Все вернулось мгновенно. Тяжелые канаты мышц, стержни костей, тугая оболочка кожи. Тесная и промокшая одежда. Боль, распускающаяся во мне огненным колючим репейником, заполняющая собой все существо, всего меня, мой маленький космос. Больше было обиды, чем боли. Обиды за то, что тебя оторвали, как ломоть, от чего-то огромного и сильного, уютного и знакомого. От того, что, наверное, является самым важным в жизни, тебя – большого, настоящего. Тебе показали заманчивый мир, показали, как он прекрасен и велик, но после этого снова бросили в самый низ, к началу пути, в грязь и тесноту душных пространств. Это было сродни изощренной пытке, терпеть которую не было никаких сил.

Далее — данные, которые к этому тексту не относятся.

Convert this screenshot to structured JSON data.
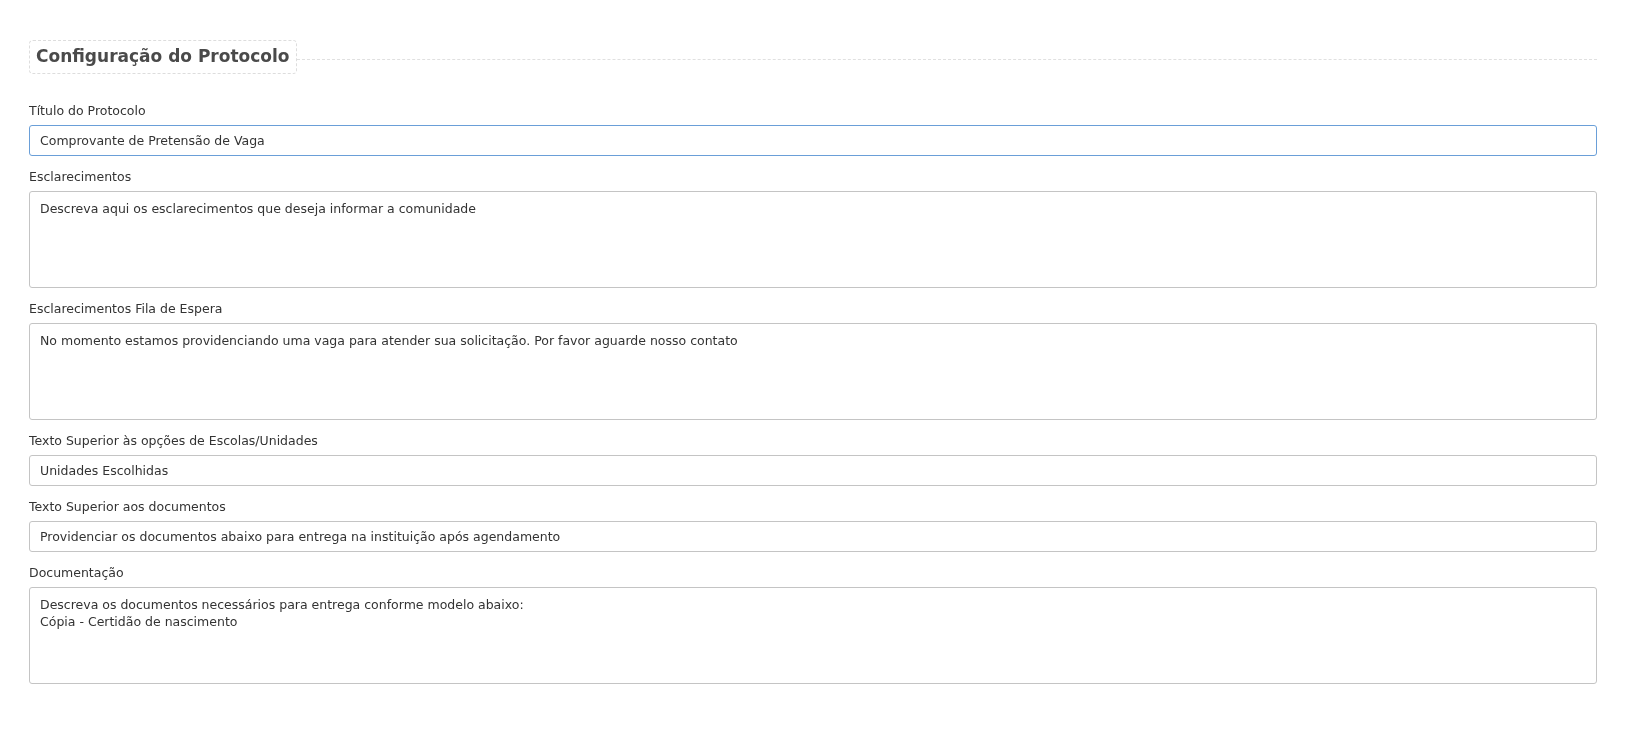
{
  "section": {
    "title": "Configuração do Protocolo"
  },
  "fields": [
    {
      "label": "Título do Protocolo",
      "kind": "input",
      "value": "Comprovante de Pretensão de Vaga",
      "focused": true
    },
    {
      "label": "Esclarecimentos",
      "kind": "textarea",
      "value": "Descreva aqui os esclarecimentos que deseja informar a comunidade",
      "focused": false
    },
    {
      "label": "Esclarecimentos Fila de Espera",
      "kind": "textarea",
      "value": "No momento estamos providenciando uma vaga para atender sua solicitação. Por favor aguarde nosso contato",
      "focused": false
    },
    {
      "label": "Texto Superior às opções de Escolas/Unidades",
      "kind": "input",
      "value": "Unidades Escolhidas",
      "focused": false
    },
    {
      "label": "Texto Superior aos documentos",
      "kind": "input",
      "value": "Providenciar os documentos abaixo para entrega na instituição após agendamento",
      "focused": false
    },
    {
      "label": "Documentação",
      "kind": "textarea",
      "value": "Descreva os documentos necessários para entrega conforme modelo abaixo:\nCópia - Certidão de nascimento",
      "focused": false
    }
  ]
}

Я лежал в грязи, лицом вниз, и, похоже, больше стонал от обиды и горечи, чем от боли. Как давно я здесь? Не знаю. Но тело болело невыносимо. Конечности затекли, мышцы сводило судорогой. С трудом приоткрыл правый глаз. Все мутное, как сквозь матовое стекло, серое. Опускались сумерки. Уже гудели трансформаторы и лампы уличных фонарей. Дождь шел, но уже не так сильно. Громовые раскаты слышались где-то очень далеко.

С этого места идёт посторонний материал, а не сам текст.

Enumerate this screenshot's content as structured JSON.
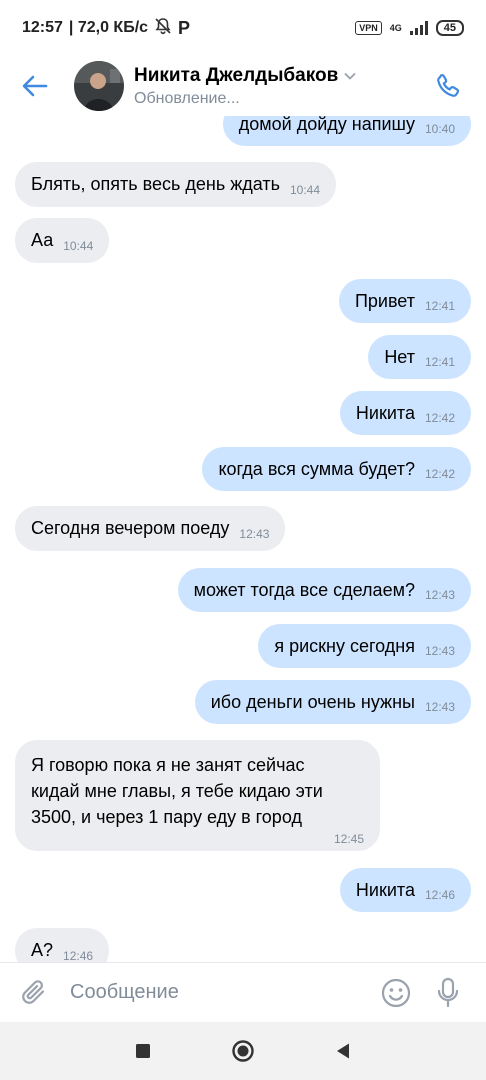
{
  "status_bar": {
    "time": "12:57",
    "speed": "| 72,0 КБ/с",
    "vpn": "VPN",
    "network": "4G",
    "battery": "45"
  },
  "header": {
    "name": "Никита Джелдыбаков",
    "status": "Обновление...",
    "accent_color": "#3f8ae0"
  },
  "messages": [
    {
      "dir": "out",
      "text": "домой дойду напишу",
      "time": "10:40"
    },
    {
      "dir": "in",
      "text": "Блять,  опять весь день ждать",
      "time": "10:44"
    },
    {
      "dir": "in",
      "text": "Аа",
      "time": "10:44"
    },
    {
      "dir": "out",
      "text": "Привет",
      "time": "12:41"
    },
    {
      "dir": "out",
      "text": "Нет",
      "time": "12:41"
    },
    {
      "dir": "out",
      "text": "Никита",
      "time": "12:42"
    },
    {
      "dir": "out",
      "text": "когда вся сумма будет?",
      "time": "12:42"
    },
    {
      "dir": "in",
      "text": "Сегодня вечером поеду",
      "time": "12:43"
    },
    {
      "dir": "out",
      "text": "может тогда все сделаем?",
      "time": "12:43"
    },
    {
      "dir": "out",
      "text": "я рискну сегодня",
      "time": "12:43"
    },
    {
      "dir": "out",
      "text": "ибо деньги очень нужны",
      "time": "12:43"
    },
    {
      "dir": "in",
      "text": "Я говорю пока я не занят сейчас\nкидай мне главы,   я тебе кидаю эти\n3500, и через 1 пару еду в город",
      "time": "12:45"
    },
    {
      "dir": "out",
      "text": "Никита",
      "time": "12:46"
    },
    {
      "dir": "in",
      "text": "А?",
      "time": "12:46"
    }
  ],
  "composer": {
    "placeholder": "Сообщение"
  },
  "colors": {
    "incoming_bubble": "#ebedf0",
    "outgoing_bubble": "#cce4ff",
    "timestamp": "#818c99"
  }
}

Встать удалось только со второй или третьей попытки. Ноги не слушались, а верхняя часть тела вообще казалась отлитой из чугуна. Шатаясь из стороны в сторону, я прошел вдоль двора к своему подъезду. Нет, все-таки не сумерки, просто так потемнело от грозовых туч, что фонари включились автоматически. По онемевшему телу ползло невыносимое ощущение зуда и жжения. Дольше минуты возился с кодовым замком, потому что нужную комбинацию забыл основательно, а пальцы не слушались. В этом году код в этом чертовом замке меняли раз пять, не меньше. А моя память на цифры всегда подводила. И еще неизвестно, сколько бы мне пришлось возиться, если б не сосед, выходящий на прогулку со своим терьером. Сосед взглянул в мою сторону и не узнал в полумраке.
– Вы к кому? – спросил он немного напряженно, с интонацией полноправного хозяина и общественного смотрителя, стараясь быть до конца вежливым.

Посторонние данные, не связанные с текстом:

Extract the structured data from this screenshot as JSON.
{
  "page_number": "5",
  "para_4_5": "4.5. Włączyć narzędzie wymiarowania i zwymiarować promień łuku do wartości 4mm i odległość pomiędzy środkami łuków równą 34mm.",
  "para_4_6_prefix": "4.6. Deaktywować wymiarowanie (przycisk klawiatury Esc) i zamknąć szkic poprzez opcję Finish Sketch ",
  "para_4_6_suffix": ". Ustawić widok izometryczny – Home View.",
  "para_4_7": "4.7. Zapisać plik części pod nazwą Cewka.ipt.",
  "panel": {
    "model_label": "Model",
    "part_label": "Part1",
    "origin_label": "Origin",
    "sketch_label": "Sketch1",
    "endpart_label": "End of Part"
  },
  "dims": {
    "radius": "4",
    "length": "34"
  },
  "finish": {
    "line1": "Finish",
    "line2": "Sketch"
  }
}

– Домой, – прохрипел я и не узнал свой собственный голос.
Видимо, такая моя уверенность в ответе не оставила сомнений, и сосед придержал-таки дверь, чтобы я смог войти. Его пес на меня даже не отреагировал. Он рвался к ближайшему дереву, сильно натянув поводок.
Сегодня третий этаж был неоправданно высоко. И ступеньки казались такими крутыми и скользкими, что я добрался до своей двери с тремя остановками, то и дело вставая на четвереньки. Складывалось впечатление, что воздух из подъезда откачали именно к моему приходу, и мне совсем было нечем дышать. Чуть не сломал ключ в замке, перепутал и пытался открыть дверь похожим, но только от своего кабинета в офисе. В узкую прихожую просто ввалился и замер у стены, собираясь с силами для следующих действий. Свет включать не стал, собственное отражение в зеркале выглядело плохо и в таком сумраке.
Вещи снял прямо у порога и до ванной дошел в чем мать родила. Включил душ, задвинул стеклянную дверцу и сел на дно пластмассового корыта, прислонившись к холодному кафелю. Горячие струи барабанили по темени, гулко отдавались где-то в глубине мозга. Все тело расслаблялось, текло, словно воск. Отмывался я долго и с особым усердием. Извел половину тюбика геля и шампунь. Ошпарив себя кипятком и окатив ледяной водой, не вытираясь, накинул халат и пошел на кухню, оставляя за собой длинный, мокрый след. Часы показывали половину седьмого. Это означило, что в луже я провалялся минут двадцать, и хоть бы одна зараза пнула ногой или пульс пощупала. Даже милицию не вызвали. Ну да черт с ним, главное – жив и уже дома.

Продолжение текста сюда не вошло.